In the surveys used in the study, participants were asked about their weight at the time of the survey, as well as how much they weighed one year ago.
The researchers report that, on average, American adults gained weight in 2008. However, even though the average reported weights rose between the two surveys, Americans polled typically thought they had lost weight in the past year.
Since the prevalence of obesity actually increased slightly between 2008 and 2009 (from 26 to 26.5 percent) and the average weight increased by about 1 pound, the researchers concluded that those surveyed were unclear about the change in their weight over the course of the year.
"We all know on some level that people can be dishonest about their weight," IHME professor Ali Mokdad said in the news release. "But now we know that they can be misreporting annual changes in their weight, to the extent of more than 2 pounds per year among adults over the age of 50, or more than 4 pounds per year among those with diabetes. On average, American adults were off by about a pound, which, over time, can really add up and have a significant health impact."

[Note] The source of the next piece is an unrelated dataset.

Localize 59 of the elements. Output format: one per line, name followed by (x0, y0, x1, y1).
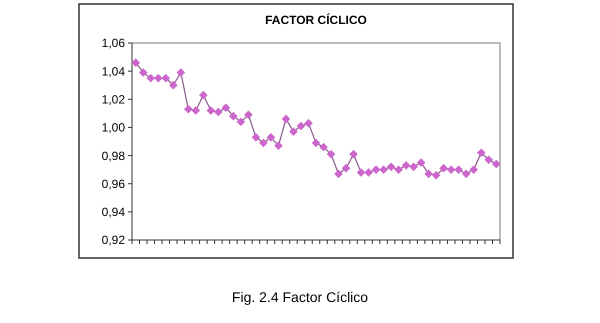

The researchers noted that women seemed more aware of fluctuations in their weight than men. Younger people were also better at judging fluctuations in their weight compared to older Americans.
The study's authors pointed out that not all participants thought they lost weight. They added that certain groups were more likely to report unintentional weight gain, including people under 40 years of age, smokers, minorities, and people with sedentary lifestyles and/or less-than-ideal diets.
Another nutritionist said Americans underestimate the amount of calories they take in, as well.
"We live in a toxic environment with a plethora of food choices that are high in simple sugars and carbohydrates," said Sharon Zarabi, nutritionist at Lenox Hill Hospital in New York City."The average person usually underestimates their caloric intake due to the fact that our super size portions have become acceptable. Want to grab a 32-ounce soda at the movie theater with you medium-sized popcorn? Right there you just added almost 900 empty calories."
She added that, "many people are in denial about their weight and as obesity rates rise, larger body frames are becoming more socially acceptable. Citizens are taking less personal responsibility and use the excuse of work hours, stress, and food availability as obstacles to managing their health."
Wetmore agreed that Americans have to get more in tune with what they actually weigh.
"It's very popular right now to talk about the underlying environmental causes of obesity, whether it's too much fast food or not enough parks," said Wetmore, who is a former postgraduate fellow at IHME and now a biostatistician at Children's National Medical Center in Washington, D.C. "While we know that the environment definitely plays a role, these results show that we need to do a better job helping people to be aware of what's going on with their own bodies."
The study was published in the August issue of Preventive Medicine.